Biocaml aims to be a standard library for the Biology domain. We provide features that are needed in a broad range of applications and avoid including overly specialized methods. The current feature set can be split into 3 broad categories: stream parsing/printing of many data formats, data structures for genomics, and access to public data repositories. We will demonstrate how some complex calculations can be performed quite easily with the current API, and describe our efforts to make a uniform API with comprehensive documentation. Finally, there is a BioX library for X equal to any programming language. The most widely used is BioPerl, and we will compare Biocaml with these alternatives.
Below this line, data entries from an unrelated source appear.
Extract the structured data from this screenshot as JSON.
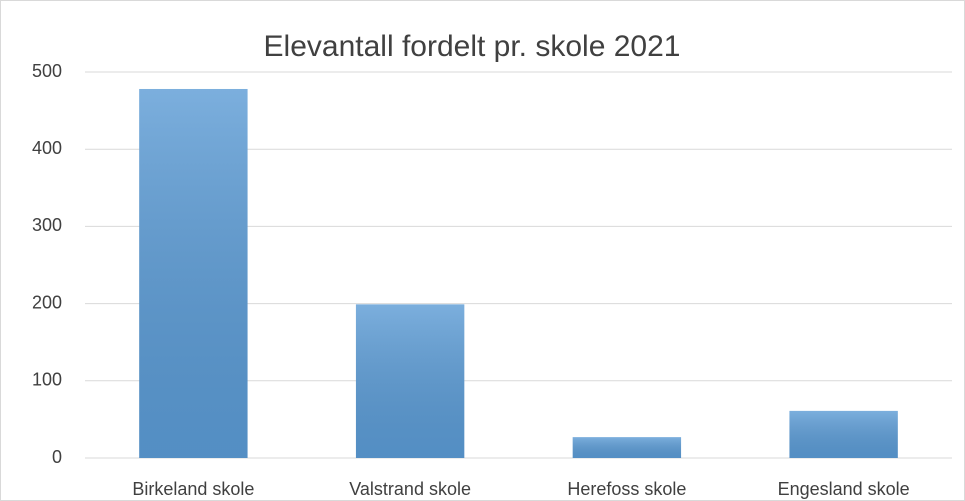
{
  "chart_data": {
    "type": "bar",
    "title": "Elevantall fordelt pr. skole 2021",
    "categories": [
      "Birkeland skole",
      "Valstrand skole",
      "Herefoss skole",
      "Engesland skole"
    ],
    "values": [
      478,
      199,
      27,
      61
    ],
    "color": "#5b9bd5",
    "ylim": [
      0,
      500
    ],
    "yticks": [
      0,
      100,
      200,
      300,
      400,
      500
    ],
    "grid": true
  }
}
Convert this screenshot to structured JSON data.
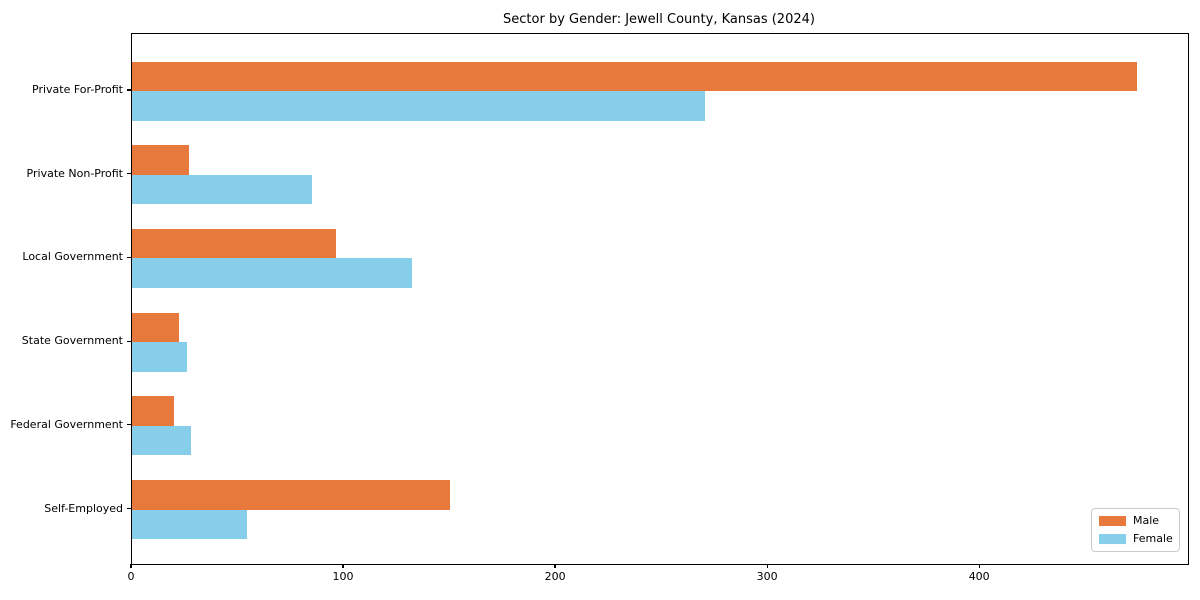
{
  "title": "Sector by Gender: Jewell County, Kansas (2024)",
  "legend": {
    "position": "lower right",
    "entries": [
      {
        "label": "Male",
        "color": "#e8793d"
      },
      {
        "label": "Female",
        "color": "#87ceeb"
      }
    ]
  },
  "chart_data": {
    "type": "bar",
    "orientation": "horizontal",
    "title": "Sector by Gender: Jewell County, Kansas (2024)",
    "categories": [
      "Private For-Profit",
      "Private Non-Profit",
      "Local Government",
      "State Government",
      "Federal Government",
      "Self-Employed"
    ],
    "series": [
      {
        "name": "Male",
        "color": "#e8793d",
        "values": [
          474,
          27,
          96,
          22,
          20,
          150
        ]
      },
      {
        "name": "Female",
        "color": "#87ceeb",
        "values": [
          270,
          85,
          132,
          26,
          28,
          54
        ]
      }
    ],
    "xlabel": "",
    "ylabel": "",
    "xlim": [
      0,
      498
    ],
    "xticks": [
      0,
      100,
      200,
      300,
      400
    ],
    "grid": false,
    "legend_position": "lower right"
  }
}
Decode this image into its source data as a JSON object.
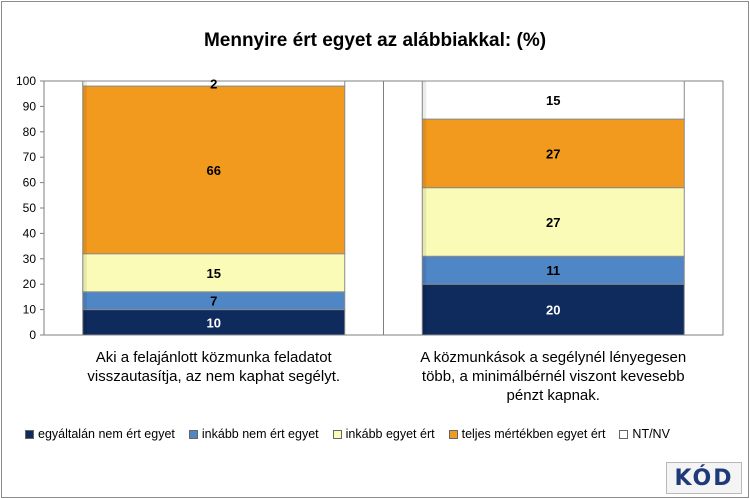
{
  "chart_data": {
    "type": "bar",
    "stacked": true,
    "title": "Mennyire ért egyet az alábbiakkal: (%)",
    "ylim": [
      0,
      100
    ],
    "yticks": [
      0,
      10,
      20,
      30,
      40,
      50,
      60,
      70,
      80,
      90,
      100
    ],
    "grid": false,
    "legend_position": "bottom",
    "categories": [
      [
        "Aki a felajánlott közmunka feladatot",
        "visszautasítja, az nem kaphat segélyt."
      ],
      [
        "A közmunkások a segélynél lényegesen",
        "több, a minimálbérnél viszont kevesebb",
        "pénzt kapnak."
      ]
    ],
    "series": [
      {
        "name": "egyáltalán nem ért egyet",
        "color": "#0f2a5c",
        "values": [
          10,
          20
        ]
      },
      {
        "name": "inkább nem ért egyet",
        "color": "#4f86c6",
        "values": [
          7,
          11
        ]
      },
      {
        "name": "inkább egyet ért",
        "color": "#fbfbb8",
        "values": [
          15,
          27
        ]
      },
      {
        "name": "teljes mértékben egyet ért",
        "color": "#f29a1e",
        "values": [
          66,
          27
        ]
      },
      {
        "name": "NT/NV",
        "color": "#ffffff",
        "values": [
          2,
          15
        ]
      }
    ]
  },
  "logo": {
    "text": "KÓD"
  }
}
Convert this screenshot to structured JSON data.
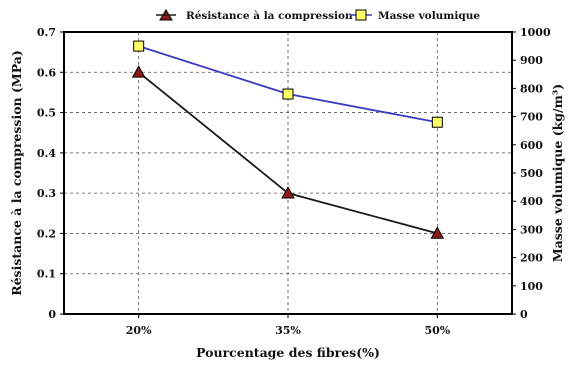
{
  "chart_data": {
    "type": "line",
    "categories": [
      "20%",
      "35%",
      "50%"
    ],
    "xlabel": "Pourcentage des fibres(%)",
    "ylabel_left": "Résistance à la compression (MPa)",
    "ylabel_right": "Masse volumique (kg/m³)",
    "ylim_left": [
      0,
      0.7
    ],
    "yticks_left": [
      "0",
      "0.1",
      "0.2",
      "0.3",
      "0.4",
      "0.5",
      "0.6",
      "0.7"
    ],
    "ylim_right": [
      0,
      1000
    ],
    "yticks_right": [
      "0",
      "100",
      "200",
      "300",
      "400",
      "500",
      "600",
      "700",
      "800",
      "900",
      "1000"
    ],
    "grid": true,
    "legend_position": "top",
    "series": [
      {
        "name": "Résistance à la compression",
        "axis": "left",
        "values": [
          0.6,
          0.3,
          0.2
        ],
        "line_color": "#1a1a1a",
        "marker": "triangle",
        "marker_color": "#8b1a1a"
      },
      {
        "name": "Masse volumique",
        "axis": "right",
        "values": [
          950,
          780,
          680
        ],
        "line_color": "#3b3bbf",
        "marker": "square",
        "marker_color": "#ffff66"
      }
    ]
  }
}
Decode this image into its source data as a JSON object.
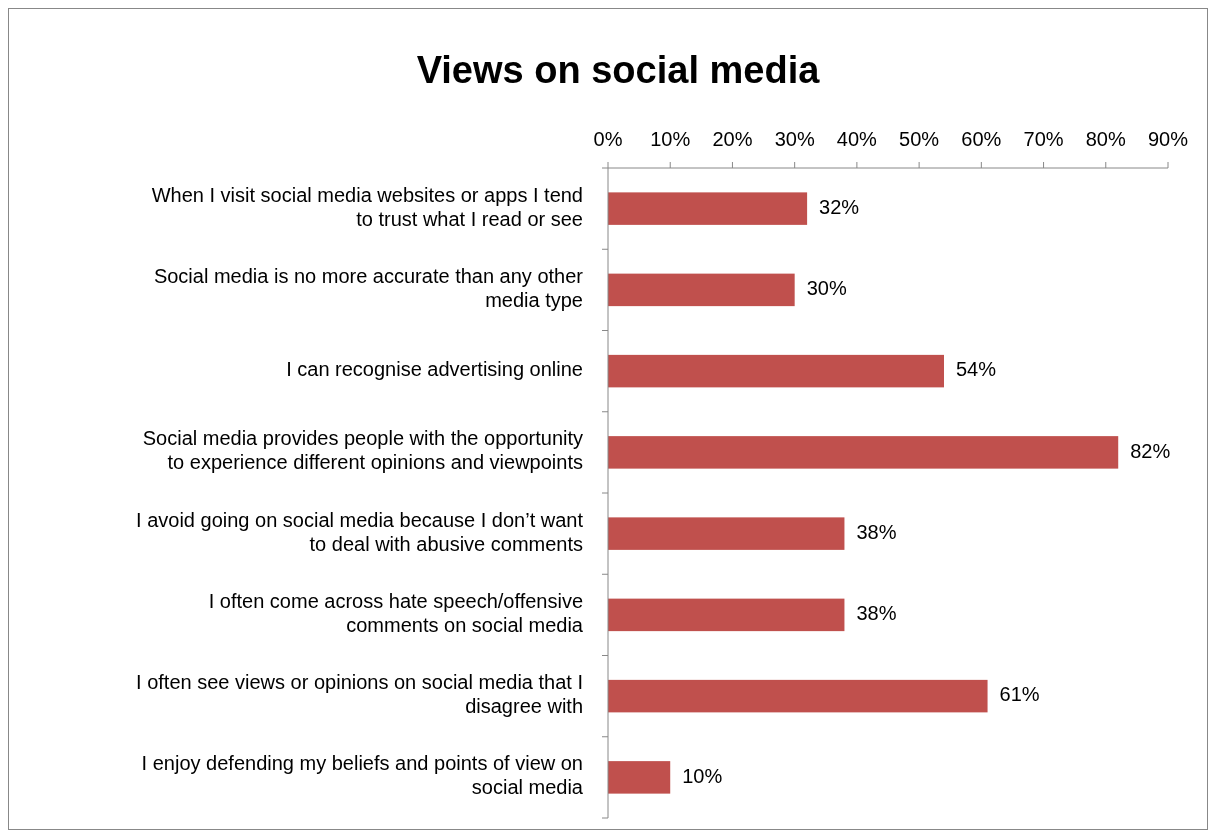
{
  "chart_data": {
    "type": "bar",
    "orientation": "horizontal",
    "title": "Views on social media",
    "categories": [
      "When I visit social media websites or apps I tend\nto trust what I read or see",
      "Social media is no more accurate than any other\nmedia type",
      "I can recognise advertising online",
      "Social media provides people with the opportunity\nto experience different opinions and viewpoints",
      "I avoid going on social media because I don’t want\nto deal with abusive comments",
      "I often come across hate speech/offensive\ncomments on social media",
      "I often see views or opinions on social media that I\ndisagree with",
      "I enjoy defending my beliefs and points of view on\nsocial media"
    ],
    "values": [
      32,
      30,
      54,
      82,
      38,
      38,
      61,
      10
    ],
    "value_labels": [
      "32%",
      "30%",
      "54%",
      "82%",
      "38%",
      "38%",
      "61%",
      "10%"
    ],
    "color": "#c0504d",
    "xlim": [
      0,
      90
    ],
    "xticks": [
      {
        "value": 0,
        "label": "0%"
      },
      {
        "value": 10,
        "label": "10%"
      },
      {
        "value": 20,
        "label": "20%"
      },
      {
        "value": 30,
        "label": "30%"
      },
      {
        "value": 40,
        "label": "40%"
      },
      {
        "value": 50,
        "label": "50%"
      },
      {
        "value": 60,
        "label": "60%"
      },
      {
        "value": 70,
        "label": "70%"
      },
      {
        "value": 80,
        "label": "80%"
      },
      {
        "value": 90,
        "label": "90%"
      }
    ],
    "grid": false
  }
}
Biocaml and other OCaml libraries have now been successfully used in multiple high-profile Biology projects (e.g. modENCODE, ENCODE, NYU’s Genomics Core Facility, and others). Some time will be spent discussing the social aspect of bringing a novel language to the Biology community. We will attempt to elucidate strategies that are successful and those that are not. In particular, it will be argued that discussions regarding programming language choices need to be more scientific.
Citation
Ashish Agarwal, Sebastien Mondet, Philippe Veber, Christophe Troestler, Francois Berenger. Biocaml: The OCaml Bioinformatics Library. OCaml Users and Developers Meeting 2012, Copenhagen, Denmark, Sep 14, 2012.